Shillong weather I feel makes us, its residents, over defensive. We spend most of the time wrapped up in extra clothing: jackets and raincoats in the five months of the monsoon, and another three cocooned from the cold in winter. Our minds also exist in isolation. We are forever scared of catching something new; even an attitude that is not traditionally ours. Thank God in a way we don’t really live in the plains. With floods and all, we might even jump up in fear, if someone merely jests, “Noah called. He will pick us up in ten minutes.”

A rainy day is excuse, for a break in the pattern of our daily lives. Remember what fun it used to be, when we would deliberately step into every puddle, on our way back from school. When we would splash water on our friends and enjoy hearing them shriek. A holiday on account of the rain, still did not stop us from getting wet. As one grew up the rainy days came to be associated with connotations, which were more serious. “Save for a rainy day”, we were taught. I much prefer the mirth of Mae West when she advises, “Save a boyfriend for a rainy day, – and another in case it does not rain.” With interest rates continually heading south, like falling rain, saving money is definitely not such a hot idea. And please don’t ignore the insight of Robert Frost who says, “A bank is a place, where they lend you an umbrella in fair weather and take it away when it rains.”

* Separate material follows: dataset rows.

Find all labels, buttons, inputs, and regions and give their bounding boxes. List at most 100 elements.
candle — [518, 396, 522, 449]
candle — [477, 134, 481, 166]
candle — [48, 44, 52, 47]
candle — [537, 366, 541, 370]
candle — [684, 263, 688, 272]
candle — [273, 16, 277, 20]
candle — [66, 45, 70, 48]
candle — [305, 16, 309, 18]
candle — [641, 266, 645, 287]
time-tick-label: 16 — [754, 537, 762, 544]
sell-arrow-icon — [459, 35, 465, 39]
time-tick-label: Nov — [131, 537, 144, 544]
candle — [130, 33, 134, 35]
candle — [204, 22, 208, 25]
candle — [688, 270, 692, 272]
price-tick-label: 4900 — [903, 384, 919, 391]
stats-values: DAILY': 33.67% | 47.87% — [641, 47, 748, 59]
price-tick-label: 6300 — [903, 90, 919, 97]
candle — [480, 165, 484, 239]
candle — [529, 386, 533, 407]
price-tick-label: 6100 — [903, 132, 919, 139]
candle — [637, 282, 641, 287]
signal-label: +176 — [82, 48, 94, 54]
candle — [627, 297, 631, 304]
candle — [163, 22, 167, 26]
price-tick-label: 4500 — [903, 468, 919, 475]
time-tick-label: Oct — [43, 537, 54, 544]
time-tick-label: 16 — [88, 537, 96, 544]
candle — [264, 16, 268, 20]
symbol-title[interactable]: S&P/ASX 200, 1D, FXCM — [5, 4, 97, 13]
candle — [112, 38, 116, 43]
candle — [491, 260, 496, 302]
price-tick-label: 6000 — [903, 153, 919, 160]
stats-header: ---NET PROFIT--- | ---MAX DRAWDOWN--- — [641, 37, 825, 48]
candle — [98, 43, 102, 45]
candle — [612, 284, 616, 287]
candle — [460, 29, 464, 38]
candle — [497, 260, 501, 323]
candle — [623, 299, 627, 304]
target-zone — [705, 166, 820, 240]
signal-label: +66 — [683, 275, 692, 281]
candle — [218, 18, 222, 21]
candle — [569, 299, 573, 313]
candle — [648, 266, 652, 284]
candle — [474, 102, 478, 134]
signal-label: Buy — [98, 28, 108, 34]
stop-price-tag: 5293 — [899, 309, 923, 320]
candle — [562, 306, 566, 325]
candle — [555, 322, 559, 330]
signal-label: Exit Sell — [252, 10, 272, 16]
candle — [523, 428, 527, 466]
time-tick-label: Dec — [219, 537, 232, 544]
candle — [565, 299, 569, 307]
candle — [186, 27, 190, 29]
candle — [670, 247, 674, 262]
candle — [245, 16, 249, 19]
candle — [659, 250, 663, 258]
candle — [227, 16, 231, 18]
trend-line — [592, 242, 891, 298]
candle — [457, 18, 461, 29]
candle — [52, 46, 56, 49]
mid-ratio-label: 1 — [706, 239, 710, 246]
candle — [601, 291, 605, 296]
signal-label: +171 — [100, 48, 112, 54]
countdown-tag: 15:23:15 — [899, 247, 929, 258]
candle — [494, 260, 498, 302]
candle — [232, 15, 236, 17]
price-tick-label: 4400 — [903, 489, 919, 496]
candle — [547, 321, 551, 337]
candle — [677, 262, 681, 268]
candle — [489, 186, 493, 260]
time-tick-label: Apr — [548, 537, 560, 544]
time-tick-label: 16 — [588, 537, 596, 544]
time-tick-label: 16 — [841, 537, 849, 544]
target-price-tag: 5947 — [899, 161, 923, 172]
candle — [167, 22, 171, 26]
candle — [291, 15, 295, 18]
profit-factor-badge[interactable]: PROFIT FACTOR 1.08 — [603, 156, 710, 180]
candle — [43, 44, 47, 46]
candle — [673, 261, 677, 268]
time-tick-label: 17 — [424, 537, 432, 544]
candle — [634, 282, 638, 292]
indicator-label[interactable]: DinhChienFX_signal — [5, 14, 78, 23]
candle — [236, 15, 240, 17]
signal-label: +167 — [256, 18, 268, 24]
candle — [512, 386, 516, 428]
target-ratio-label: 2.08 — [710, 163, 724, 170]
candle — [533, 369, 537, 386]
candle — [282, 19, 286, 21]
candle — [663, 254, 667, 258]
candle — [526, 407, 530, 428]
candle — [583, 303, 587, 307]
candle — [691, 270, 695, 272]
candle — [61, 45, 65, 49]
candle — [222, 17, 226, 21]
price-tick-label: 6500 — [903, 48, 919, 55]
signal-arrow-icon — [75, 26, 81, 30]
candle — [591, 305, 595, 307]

The last time I wrote a frivolous article like this, a friend accused me of lacking in depth. This time I plead guilty. Yet for people more sombre, let me present to you a small nugget of wisdom, which I accidentally came across, sitting cosy and warm, connected to the internet.  There are people who actually love rain. They find joy and peace of mind on rainy days. And there is actually a word for them. Pluviophiles, they are called. Into that category I slot all our government officials especially from the forest department and the PWD. Rain provides them with a perfect excuse, to do even less work, than they are habituated of doing. Trees can keep falling and young promising lives can be lost, but these pluviophile public servants, sit in peace in their offices, sipping hot tea and playing solitaire. They desperately need to be reminded that “life isn’t about waiting for the storm to pass, it is about dancing (and working) in the rain”. The suggestion to cuddle at the beginning of the article is strictly, not meant for them.  It applies only to us, the general public, so that we may save our lives, by not venturing out, unnecessarily in the rain.

Truth be told, I too love the rain. Rather than sitting at home and writing this piece, I would rather be getting soaked riding a motorcycle. There is something strangely liberating about that. Sadly though, the word limit of this article isn’t so liberal. One has to conclude soon and in conclusion, though staying with the rain, but completely out of context, let me leave you with a very descriptive fragment of a sentence, from John Greens book, “Looking for Alaska”. It goes on to say “if people were rain, I was drizzle and she was a hurricane.” What a drippingly imaginative way to categorize humans? The rest of the passage, though less scandalous than my beginning, nevertheless cannot be quoted since it contains a four letter word. Those interested in reading it can, like me throughout this article, call upon Uncle Google.

P S: On a more serious note, I wish to offer my sincere condolences to the families of Crystal Gayle Kharnaior, Paul LB Lyngdoh and Hubert Swer, innocent victims of human negligence. Also my sincere prayers for those injured. Often during times like these, one really worries about travelling, not just through the city, but also on the highways in the state. Those responsible for maintaining the safety of the roads, do need be pull up their not so wet socks, for all our sake.